While the fossils came from different parts of the world – including Strawberry Bank in southern England, Posidonia Shale in southern Germany and Ya Ha Tinda in Alberta, Canada – researchers said they showed several similarities.

Citing an example, researchers said they found phosphorus in some of the examined tissues – such as crustacean exoskeletons and vampyropod soft tissues – that don’t usually contain the element, indicating the environment was the source of these minerals.

“We expected there to be some similarities, but finding that they were so similar was a bit surprising,” study co-author Rowan Martindale, an associate professor at UT, said.

“Phosphorus is an element that you don’t expect to see in sedimentary rocks. It generally doesn’t get buried in large amounts except in unusual circumstances,” Drew Muscente, another co-author of the study, explained.

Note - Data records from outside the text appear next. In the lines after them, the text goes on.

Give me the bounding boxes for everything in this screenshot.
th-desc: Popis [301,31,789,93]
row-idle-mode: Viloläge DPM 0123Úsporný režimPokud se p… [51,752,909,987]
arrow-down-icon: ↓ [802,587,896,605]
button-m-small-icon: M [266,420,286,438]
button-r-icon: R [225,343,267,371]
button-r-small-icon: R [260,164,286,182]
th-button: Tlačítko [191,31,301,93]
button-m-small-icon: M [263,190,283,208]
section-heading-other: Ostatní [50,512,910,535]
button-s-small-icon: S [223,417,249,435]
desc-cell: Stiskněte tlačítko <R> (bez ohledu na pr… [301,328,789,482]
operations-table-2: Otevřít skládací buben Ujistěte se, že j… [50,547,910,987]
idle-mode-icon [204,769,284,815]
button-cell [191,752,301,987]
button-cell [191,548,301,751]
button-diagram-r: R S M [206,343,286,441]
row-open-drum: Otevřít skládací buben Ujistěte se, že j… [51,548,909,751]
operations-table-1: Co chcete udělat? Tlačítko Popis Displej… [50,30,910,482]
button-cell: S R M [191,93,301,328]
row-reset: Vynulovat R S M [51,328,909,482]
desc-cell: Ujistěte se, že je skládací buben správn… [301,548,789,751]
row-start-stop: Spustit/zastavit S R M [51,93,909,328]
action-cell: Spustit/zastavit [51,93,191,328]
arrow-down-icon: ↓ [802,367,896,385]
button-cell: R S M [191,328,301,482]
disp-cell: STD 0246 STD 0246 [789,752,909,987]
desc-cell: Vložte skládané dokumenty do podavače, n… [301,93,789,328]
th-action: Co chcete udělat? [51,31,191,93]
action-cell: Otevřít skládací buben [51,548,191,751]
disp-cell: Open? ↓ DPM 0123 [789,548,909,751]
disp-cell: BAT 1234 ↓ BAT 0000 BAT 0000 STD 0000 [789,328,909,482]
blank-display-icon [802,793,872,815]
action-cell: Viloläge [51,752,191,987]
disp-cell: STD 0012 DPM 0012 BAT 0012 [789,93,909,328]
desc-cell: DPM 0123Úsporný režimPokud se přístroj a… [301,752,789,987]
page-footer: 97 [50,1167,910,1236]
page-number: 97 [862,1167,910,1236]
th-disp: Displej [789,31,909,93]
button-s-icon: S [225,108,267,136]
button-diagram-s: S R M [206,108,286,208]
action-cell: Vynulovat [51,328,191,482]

Researchers believe a period of extreme and rapid climate change – which was likely caused by an influx of greenhouse gases into the atmosphere by volcanic eruptions during the Early Jurassic about 200 to 145 million years ago – may have been that circumstance.

They said rising global temperatures at the time may have led to increased rainfall that stripped large amounts of phosphorus-rich sediment from rocks on land into the world’s oceans.

“Perhaps one of the biggest takeaways of this work is that global events in the past could have set the stage for the exceptional preservation seen in fossil-rich marine deposits around the world regardless of their location, lithologies, environments, and depositional setting,” Javier Luque, a research associate at Harvard University, who was not part of the study, said in a statement.

While the ongoing human-driven climate crisis is also depleting the oxygen levels of the Earth’s oceans, scientists said it would be “millions of years before anyone can say whether there is a boost in exceptional fossils”.